While the ramifications of these kinds of audio and video clips seem disturbing, DeepFake technology can be used for good. New forms of communication are cropping up, like smart speakers that can talk like our favorite artists, or having our own virtual selves representing us when we’re out of office. Most recently, the Dalí Museum in Florida leveraged this technology to create a lifelike version of the Spanish artist himself where visitors could interact with him. These instances show us that DeepFake is a crucial building block in creating humanlike AI characters, advancing, robotics, and widening communication channels around the world.

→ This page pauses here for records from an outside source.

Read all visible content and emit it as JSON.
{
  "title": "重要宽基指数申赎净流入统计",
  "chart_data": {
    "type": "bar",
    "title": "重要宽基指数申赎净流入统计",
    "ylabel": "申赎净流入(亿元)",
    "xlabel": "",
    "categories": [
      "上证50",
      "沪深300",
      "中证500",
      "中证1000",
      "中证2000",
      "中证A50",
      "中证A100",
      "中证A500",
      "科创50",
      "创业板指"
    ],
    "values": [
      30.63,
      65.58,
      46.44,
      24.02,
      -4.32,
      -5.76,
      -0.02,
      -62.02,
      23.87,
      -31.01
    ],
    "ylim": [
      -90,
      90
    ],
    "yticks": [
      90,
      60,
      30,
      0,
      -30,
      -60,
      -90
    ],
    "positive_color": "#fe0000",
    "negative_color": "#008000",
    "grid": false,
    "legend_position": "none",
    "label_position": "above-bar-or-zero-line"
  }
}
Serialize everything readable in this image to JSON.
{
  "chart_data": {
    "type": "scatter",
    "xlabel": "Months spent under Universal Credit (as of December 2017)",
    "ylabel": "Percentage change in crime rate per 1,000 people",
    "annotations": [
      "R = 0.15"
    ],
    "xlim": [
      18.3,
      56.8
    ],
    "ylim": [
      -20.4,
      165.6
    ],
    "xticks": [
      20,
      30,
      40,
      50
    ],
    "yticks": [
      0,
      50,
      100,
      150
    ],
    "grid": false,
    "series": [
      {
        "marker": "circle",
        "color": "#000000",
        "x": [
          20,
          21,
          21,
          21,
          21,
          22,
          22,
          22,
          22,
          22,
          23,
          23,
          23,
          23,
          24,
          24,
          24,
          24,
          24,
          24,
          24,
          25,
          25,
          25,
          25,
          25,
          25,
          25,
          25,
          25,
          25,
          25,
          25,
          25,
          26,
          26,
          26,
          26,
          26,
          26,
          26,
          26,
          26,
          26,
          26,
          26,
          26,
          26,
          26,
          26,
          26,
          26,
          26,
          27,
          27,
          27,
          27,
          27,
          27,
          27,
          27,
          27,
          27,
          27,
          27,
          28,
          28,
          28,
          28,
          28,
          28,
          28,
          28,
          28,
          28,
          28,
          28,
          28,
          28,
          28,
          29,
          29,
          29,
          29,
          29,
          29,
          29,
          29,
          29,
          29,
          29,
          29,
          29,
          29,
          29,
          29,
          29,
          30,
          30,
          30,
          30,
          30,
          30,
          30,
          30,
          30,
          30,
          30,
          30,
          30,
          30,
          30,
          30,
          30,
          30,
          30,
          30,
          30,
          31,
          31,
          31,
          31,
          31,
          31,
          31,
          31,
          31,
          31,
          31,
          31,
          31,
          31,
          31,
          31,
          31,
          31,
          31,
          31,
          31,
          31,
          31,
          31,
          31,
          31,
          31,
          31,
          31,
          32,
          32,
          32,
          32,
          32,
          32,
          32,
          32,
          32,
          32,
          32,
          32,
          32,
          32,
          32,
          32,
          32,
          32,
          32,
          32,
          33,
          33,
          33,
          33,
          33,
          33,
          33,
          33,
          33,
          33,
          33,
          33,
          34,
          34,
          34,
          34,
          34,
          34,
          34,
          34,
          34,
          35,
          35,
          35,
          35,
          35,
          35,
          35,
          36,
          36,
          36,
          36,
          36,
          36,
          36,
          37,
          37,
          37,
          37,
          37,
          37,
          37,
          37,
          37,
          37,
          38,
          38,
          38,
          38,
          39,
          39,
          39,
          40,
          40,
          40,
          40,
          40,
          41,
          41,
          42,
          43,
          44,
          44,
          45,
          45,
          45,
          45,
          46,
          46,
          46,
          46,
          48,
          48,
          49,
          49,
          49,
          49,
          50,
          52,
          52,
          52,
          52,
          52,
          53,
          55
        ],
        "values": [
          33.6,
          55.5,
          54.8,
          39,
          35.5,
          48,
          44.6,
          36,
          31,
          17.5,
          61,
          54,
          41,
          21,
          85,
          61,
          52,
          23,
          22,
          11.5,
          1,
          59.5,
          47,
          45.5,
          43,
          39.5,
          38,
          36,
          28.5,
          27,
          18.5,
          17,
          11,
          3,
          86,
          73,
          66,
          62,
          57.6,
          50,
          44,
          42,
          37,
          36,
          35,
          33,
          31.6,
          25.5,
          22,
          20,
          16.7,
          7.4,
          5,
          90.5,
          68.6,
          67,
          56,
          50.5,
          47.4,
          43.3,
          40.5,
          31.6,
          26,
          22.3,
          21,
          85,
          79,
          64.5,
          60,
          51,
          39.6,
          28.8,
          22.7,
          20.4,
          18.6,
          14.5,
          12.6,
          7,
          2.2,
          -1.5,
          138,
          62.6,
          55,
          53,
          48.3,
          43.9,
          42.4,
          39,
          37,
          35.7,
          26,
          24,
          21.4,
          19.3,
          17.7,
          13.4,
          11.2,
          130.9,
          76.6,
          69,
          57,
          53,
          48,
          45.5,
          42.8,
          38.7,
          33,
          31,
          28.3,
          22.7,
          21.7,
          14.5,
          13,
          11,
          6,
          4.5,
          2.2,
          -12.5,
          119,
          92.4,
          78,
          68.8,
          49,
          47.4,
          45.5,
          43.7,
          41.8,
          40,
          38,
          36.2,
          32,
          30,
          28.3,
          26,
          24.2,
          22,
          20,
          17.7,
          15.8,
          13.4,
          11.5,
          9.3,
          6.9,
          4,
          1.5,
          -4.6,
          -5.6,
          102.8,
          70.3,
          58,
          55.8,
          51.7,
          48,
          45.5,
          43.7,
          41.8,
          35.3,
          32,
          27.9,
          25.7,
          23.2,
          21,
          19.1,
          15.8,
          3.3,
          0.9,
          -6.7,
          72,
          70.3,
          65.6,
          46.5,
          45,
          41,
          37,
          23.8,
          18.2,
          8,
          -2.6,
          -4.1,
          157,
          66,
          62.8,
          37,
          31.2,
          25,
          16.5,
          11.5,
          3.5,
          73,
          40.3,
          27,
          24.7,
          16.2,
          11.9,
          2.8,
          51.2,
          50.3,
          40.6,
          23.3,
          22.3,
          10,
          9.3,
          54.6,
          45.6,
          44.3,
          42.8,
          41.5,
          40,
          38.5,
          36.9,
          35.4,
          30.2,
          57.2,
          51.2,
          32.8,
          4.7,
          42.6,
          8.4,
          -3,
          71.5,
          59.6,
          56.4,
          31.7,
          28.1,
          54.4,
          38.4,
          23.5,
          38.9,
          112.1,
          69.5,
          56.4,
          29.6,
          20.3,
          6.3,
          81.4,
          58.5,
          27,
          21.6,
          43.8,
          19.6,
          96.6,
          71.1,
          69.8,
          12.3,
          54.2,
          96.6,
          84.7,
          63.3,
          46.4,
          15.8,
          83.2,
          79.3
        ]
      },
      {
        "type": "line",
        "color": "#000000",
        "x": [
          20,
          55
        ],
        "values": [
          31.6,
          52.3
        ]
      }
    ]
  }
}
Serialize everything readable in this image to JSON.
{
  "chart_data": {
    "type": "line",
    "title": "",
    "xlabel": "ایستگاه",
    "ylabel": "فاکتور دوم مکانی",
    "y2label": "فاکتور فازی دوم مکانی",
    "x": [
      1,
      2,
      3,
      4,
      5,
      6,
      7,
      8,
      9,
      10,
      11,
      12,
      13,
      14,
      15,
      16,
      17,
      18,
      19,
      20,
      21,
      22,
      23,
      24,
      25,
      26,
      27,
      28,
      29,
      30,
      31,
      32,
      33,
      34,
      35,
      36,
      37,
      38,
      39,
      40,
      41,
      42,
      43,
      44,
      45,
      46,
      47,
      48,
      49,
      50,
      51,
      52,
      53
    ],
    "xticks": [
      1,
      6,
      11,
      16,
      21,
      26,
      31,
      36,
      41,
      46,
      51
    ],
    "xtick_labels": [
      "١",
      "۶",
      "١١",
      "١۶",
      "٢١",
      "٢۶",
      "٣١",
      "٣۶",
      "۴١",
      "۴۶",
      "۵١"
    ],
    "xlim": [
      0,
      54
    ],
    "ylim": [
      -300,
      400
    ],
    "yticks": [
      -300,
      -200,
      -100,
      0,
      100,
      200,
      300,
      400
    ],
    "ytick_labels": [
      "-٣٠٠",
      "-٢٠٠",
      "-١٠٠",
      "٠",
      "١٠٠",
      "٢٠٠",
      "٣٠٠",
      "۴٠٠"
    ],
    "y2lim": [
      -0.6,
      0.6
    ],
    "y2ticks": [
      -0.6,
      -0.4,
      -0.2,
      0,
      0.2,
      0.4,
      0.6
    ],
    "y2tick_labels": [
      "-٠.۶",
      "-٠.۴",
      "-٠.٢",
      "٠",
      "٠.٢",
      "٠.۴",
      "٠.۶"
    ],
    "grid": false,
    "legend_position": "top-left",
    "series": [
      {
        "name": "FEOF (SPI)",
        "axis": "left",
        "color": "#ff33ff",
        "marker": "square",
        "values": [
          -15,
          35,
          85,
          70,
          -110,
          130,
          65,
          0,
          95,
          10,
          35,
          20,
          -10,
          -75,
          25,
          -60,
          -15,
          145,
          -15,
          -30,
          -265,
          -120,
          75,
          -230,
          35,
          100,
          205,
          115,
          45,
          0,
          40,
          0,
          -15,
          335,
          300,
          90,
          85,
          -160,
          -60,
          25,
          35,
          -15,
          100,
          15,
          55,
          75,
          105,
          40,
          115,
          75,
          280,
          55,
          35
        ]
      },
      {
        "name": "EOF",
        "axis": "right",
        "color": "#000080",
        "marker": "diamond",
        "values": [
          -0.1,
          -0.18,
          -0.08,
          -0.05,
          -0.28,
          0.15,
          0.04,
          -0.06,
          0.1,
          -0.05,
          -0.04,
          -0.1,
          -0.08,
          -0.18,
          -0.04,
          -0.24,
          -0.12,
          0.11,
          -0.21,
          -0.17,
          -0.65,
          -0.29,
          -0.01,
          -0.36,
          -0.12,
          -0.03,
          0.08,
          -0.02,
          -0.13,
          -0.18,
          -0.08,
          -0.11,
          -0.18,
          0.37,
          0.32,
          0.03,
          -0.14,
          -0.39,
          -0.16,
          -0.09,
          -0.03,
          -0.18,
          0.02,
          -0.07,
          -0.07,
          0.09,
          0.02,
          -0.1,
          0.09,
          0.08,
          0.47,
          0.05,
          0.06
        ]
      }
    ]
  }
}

In order to see the benefits and stay safe from the threats, it is no longer going to be enough to ensure your security software is up to date or to create strong passwords. Companies must be able to continuously validate the authenticity of their data, and software developers must look more deeply into the systems and processes that store and exchange data. Humans continue to be the beginning and ending lines of defense in the cyber-scape, and while hackers create DeepFakes, the human element of cyber security reminds us that just as easily as we can use this technology for wrongdoing, we have the power to use it to create wonderful things as well.